I don’t know how I missed this great series from Slate in February. It’s eight essays exploring why there have been no follow-on terrorist attacks in the U.S. since 9/11 (not counting the anthrax mailings, I guess). Some excerpts:
Al-Qaida’s successful elimination of the Twin Towers, part of the Pentagon, four jetliners, and nearly 3,000 innocent lives makes the terror group seem, in hindsight, diabolically brilliant. But when you review how close the terrorists came to being exposed by U.S. intelligence, 9/11 doesn’t look like an ingenious plan that succeeded because of shrewd planning. It looks like a stupid plan that succeeded through sheer dumb luck.
[…]
Even when it isn’t linked directly to terrorism, Muslim radicalism seems more prevalent—and certainly more visible—inside the United Kingdom, and in Western Europe generally, than it is inside the United States.

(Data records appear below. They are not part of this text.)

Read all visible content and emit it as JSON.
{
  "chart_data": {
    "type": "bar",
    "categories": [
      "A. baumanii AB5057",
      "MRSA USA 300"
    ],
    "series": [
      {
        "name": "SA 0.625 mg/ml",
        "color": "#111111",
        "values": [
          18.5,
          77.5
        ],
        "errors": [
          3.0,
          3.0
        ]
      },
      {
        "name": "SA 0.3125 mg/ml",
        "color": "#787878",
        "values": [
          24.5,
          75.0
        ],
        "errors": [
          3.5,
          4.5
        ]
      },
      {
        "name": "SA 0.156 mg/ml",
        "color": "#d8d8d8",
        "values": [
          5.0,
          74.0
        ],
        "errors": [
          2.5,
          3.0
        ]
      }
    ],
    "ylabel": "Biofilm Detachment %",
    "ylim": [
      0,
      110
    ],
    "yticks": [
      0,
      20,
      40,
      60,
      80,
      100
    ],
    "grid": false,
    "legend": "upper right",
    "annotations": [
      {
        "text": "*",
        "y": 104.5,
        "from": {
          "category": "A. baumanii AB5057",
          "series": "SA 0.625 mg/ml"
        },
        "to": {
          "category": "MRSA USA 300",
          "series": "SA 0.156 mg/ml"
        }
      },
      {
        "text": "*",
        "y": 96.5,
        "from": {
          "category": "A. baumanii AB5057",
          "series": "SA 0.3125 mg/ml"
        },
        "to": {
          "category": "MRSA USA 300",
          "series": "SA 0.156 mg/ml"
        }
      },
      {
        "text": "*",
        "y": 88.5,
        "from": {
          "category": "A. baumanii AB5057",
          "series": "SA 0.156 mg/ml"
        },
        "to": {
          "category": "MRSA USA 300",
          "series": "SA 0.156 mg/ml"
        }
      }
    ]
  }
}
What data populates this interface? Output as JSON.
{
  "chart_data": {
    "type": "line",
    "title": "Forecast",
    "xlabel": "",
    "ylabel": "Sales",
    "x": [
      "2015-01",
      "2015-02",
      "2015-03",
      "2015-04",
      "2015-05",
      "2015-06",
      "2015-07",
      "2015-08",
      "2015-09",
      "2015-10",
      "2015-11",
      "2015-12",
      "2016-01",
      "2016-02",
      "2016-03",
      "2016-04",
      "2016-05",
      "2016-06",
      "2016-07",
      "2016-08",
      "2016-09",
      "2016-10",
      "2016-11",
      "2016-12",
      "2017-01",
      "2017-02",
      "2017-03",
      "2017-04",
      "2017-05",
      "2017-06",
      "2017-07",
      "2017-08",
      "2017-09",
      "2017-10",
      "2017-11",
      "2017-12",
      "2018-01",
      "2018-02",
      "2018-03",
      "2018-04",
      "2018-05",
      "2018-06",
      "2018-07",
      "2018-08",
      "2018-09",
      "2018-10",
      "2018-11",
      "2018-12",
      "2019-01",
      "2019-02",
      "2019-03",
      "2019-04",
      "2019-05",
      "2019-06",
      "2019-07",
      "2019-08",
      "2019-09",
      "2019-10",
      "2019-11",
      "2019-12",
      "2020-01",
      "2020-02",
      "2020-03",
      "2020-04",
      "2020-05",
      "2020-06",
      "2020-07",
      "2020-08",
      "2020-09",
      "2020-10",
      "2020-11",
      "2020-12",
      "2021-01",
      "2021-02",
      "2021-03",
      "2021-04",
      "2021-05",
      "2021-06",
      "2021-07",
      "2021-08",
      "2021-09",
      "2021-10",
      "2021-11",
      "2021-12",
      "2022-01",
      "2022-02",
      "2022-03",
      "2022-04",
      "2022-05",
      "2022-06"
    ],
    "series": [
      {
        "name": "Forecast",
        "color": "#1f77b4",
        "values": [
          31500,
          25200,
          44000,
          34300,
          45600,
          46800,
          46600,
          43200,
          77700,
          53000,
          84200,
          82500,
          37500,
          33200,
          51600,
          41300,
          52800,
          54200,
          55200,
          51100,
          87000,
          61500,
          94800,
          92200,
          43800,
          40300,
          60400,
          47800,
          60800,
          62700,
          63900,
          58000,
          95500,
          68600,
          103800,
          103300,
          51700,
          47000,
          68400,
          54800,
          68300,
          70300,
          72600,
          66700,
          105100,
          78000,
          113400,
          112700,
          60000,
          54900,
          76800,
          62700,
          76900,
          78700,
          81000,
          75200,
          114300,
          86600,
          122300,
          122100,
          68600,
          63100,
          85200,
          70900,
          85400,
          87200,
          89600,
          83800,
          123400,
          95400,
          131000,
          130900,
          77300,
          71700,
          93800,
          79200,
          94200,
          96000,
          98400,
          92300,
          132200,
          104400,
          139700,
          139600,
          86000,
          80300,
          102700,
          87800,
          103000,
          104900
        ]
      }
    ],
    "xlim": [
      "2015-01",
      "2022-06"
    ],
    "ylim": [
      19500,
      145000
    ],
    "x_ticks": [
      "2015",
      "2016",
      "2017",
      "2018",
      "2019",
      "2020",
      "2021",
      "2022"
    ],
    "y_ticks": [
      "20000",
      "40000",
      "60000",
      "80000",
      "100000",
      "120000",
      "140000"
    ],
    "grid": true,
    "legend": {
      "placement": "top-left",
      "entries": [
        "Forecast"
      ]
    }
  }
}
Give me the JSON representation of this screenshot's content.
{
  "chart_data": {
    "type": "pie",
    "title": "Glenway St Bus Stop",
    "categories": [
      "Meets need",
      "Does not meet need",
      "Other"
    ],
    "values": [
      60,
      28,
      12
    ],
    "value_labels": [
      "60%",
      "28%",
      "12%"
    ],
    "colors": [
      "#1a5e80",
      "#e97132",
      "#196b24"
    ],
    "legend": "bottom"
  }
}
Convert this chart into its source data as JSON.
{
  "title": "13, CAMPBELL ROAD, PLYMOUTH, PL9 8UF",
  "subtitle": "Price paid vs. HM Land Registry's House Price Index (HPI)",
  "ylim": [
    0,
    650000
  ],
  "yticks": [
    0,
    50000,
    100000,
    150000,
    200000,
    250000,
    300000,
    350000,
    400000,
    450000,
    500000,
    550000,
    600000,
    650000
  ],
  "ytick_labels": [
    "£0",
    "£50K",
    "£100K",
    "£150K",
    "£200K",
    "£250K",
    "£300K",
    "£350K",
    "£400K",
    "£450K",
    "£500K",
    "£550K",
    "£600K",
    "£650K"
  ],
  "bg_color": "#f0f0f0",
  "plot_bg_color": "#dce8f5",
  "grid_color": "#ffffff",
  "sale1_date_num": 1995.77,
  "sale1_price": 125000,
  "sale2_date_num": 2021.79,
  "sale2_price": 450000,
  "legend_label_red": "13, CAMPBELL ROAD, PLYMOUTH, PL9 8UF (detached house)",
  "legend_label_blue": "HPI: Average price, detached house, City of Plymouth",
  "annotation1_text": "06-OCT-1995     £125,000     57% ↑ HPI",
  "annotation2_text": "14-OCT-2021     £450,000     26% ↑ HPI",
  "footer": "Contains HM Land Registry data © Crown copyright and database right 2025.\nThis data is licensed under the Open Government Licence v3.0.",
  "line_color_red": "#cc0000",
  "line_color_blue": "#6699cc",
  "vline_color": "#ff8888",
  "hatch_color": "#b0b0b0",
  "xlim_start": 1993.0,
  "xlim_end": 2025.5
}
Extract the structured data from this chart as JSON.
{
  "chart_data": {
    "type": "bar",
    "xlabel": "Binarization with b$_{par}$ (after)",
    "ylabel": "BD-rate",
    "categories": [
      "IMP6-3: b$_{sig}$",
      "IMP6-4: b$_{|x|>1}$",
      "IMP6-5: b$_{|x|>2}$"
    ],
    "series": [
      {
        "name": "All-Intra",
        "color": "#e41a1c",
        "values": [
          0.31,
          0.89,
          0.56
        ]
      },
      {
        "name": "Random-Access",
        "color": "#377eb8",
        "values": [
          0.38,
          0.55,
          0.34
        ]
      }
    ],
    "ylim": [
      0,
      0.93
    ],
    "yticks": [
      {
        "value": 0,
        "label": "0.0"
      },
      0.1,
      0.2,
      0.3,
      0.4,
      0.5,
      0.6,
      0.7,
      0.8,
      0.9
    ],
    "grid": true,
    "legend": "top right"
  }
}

Why the difference? Economics may be one reason. American Muslims are better-educated and wealthier than the average American.
[…]
According to [one] theory, the 9/11 attacks were so stunning a success that they left al-Qaida’s leadership struggling to conceive and carry out an even more fearsome and destructive plan against the United States. In his 2006 book The One Percent Doctrine, journalist Ron Suskind attributes to the U.S. intelligence community the suspicion that “Al Qaeda wouldn’t want to act unless it could top the World Trade Center and the Pentagon with something even more devastating, creating an upward arc of rising and terrible expectation as to what, then, would follow.”
[…]
From a broader policy viewpoint, the Bush administration’s most significant accomplishment, terrorism experts tend to agree, was the 2001 defeat of Afghanistan’s Taliban regime and the destruction of Bin Laden’s training camps. As noted in “The Terrorists-Are-Dumb Theory” and “The Melting Pot Theory,” two-thirds of al-Qaida’s leadership was captured or killed. Journalist Lawrence Wright estimates that nearly 80 percent of al-Qaida’s Afghanistan-based membership was killed in the U.S. invasion, and intelligence estimates suggest al-Qaida’s current membership may be as low as 200 or 300.
[…]
The departing Bush administration’s claim that deposing Saddam Hussein helped prevent acts of terror in the United States has virtually no adherents, except to the extent that it drew some jihadis into Iraq. The Iraq war reduced U.S. standing in the Muslim world, especially when evidence surfaced that U.S. military officials had tortured and humiliated prisoners at the Abu Ghraib prison.
[…]
When Schelling, Abrams, and Sageman argue that terrorists are irrational, what they mean is that terror groups seldom realize their big-picture strategic goals. But Berrebi says you can’t pronounce terrorists irrational until you know what they really want. “We don’t know what are the real goals of each organization,” he says. Any given terror organization is likely to have many competing and perhaps even contradictory goals. Given these groups’ inherently secret nature, outsiders aren’t likely to learn which of these goals is given priority.
Read the whole thing.
bethan • June 3, 2009 2:00 PM
i read a few of those -thank you for the reminder to read the rest.